Nam Prioris

17

Au bout d’à peine une borne de marche, j’en peux déjà plus du Lieutenant. Cette espèce de trou de bite est toujours en train de jacter, à poser des questions plus connes les unes que les autres ou à balancer des réflexions.

Je trouve finalement la parade : au moindre geste anodin d’un des hommes, je m’arrête et regarde autour de moi d’un air méfiant. Illico, Van Haussmann ferme son claque-merde et, en bon petit soldat, m’imite.

Vallenciaga refait son lacet, je me bloque. Joshua boit à sa gourde, je me bloque. Doky se gratte le cul, je me bloque.

Faut pas longtemps aux copains pour capter mon manège et à en jouer, même Kim Cue qui grimpe aussitôt d’un cran sur mon échelle de sympathie (en même temps, c’est pas bien dur : il part de zéro).

Mais, lorsque tout à l’avant de la file, Bishop lève le poing, je r’deviens sérieux. D’un geste, j’intime l’ordre à tous de mettre un genou à terre et d’être prêt à l’action. J’interroge du regard l’éclaireur qui me répond par signes : une clairière droit devant, probable base ennemie, personne en vue.

J’explique la situation au Lieutenant qui n’avait évidemment rien entravé à notre échange silencieux et nous partons alors tous les deux y voir de plus près, alors que les Dead Kings prennent position pour nous couvrir.

Nous découvrons huit ou neuf huttes en bambou avec des toits de feuillages. Pas d’hostiles dans le coin, mais l’odeur de fumée me fait frissonner les narines. Elle provient de feux éteints à la hâte avec de l’eau ; les cendres sont encore chaudes. L’ennemi n’est pas loin, peut-être même en train de nous observer.

Nous rebroussons chemin en prenant soin d’effacer les traces de notre passage (enfin c’est surtout moi qui efface les traces laissées par la cerise) et rejoignons les autres.

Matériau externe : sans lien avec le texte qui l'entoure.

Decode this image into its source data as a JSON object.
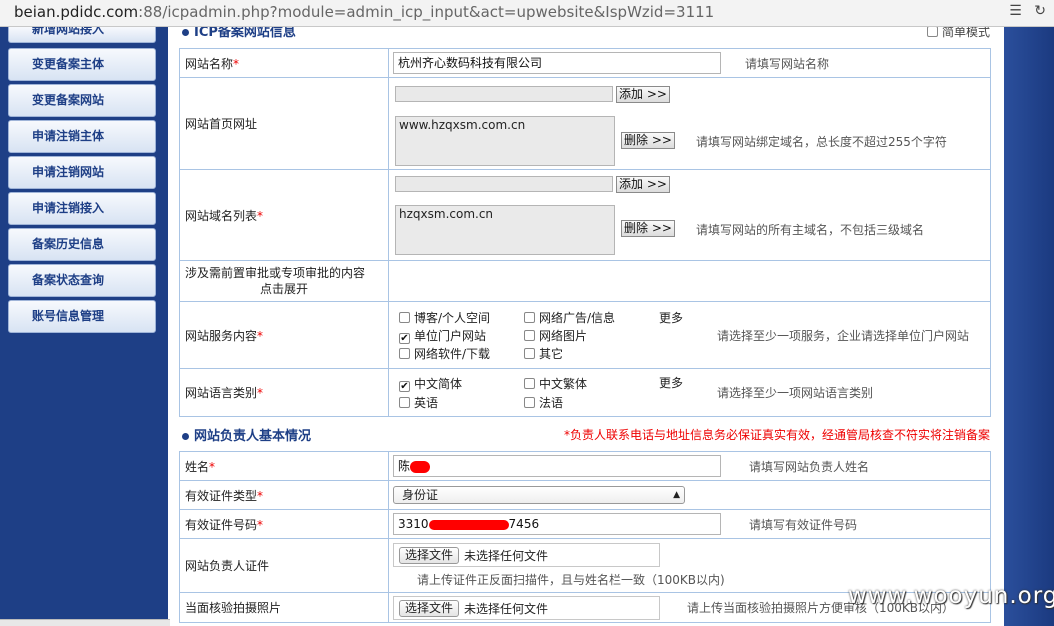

D’après Kim Cue, on est sur la bonne piste. On vient sûrement de dégoter l’un des relais pour les Namiens infiltrés. Reste à savoir quelle direction prendre. Bishop et Wedge vont donc inspecter les environs et nous reviennent rapidement avec de bonnes nouvelles. Ils ont trouvé plein sud une douzaine d’empreintes fraîches. Les quelques marques laissées prouvent que l’ennemi voyage sans chargement et qu’il progresse à une vitesse normale. En forçant l’allure, on pourrait être sur leurs arrières en fin d’après-midi. Je m’apprête à donner le signal de départ quant je me rend compte qu’il manque quelqu’un à l’appel.

– Bordel à queue ! Où est la Nounou ?
– Ici.

Il ressort tranquillement d’un fourré tout en se débattant avec sa braguette coincée dans le pan de sa chemise.

– Parce que tu crois que c’est vraiment le moment d’aller couler un bronze ?
– Ben quoi ? J’avais la taupe au guichet, j’pouvais plus attendre…

Je jette un coup d’oeil discret sur Van Haussmann. Il n’a rien remarqué. Ouf !

– Okay. Ça passe pour cette fois. Mais tu me fais un noeud à ton gros intestin et tu disparais plus comme ça sinon…
– Sinon quoi ?
– Depuis l’temps que tout l’monde t’appelle Nounou, j’devrais leur dire quel est ton prénom…

À son regard meurtrier, j’constate que le message est bien passé. Tant mieux. On peut donc lever le camp maintenant. Et vivre la journée la plus foireuse de toute ma chienne de vie.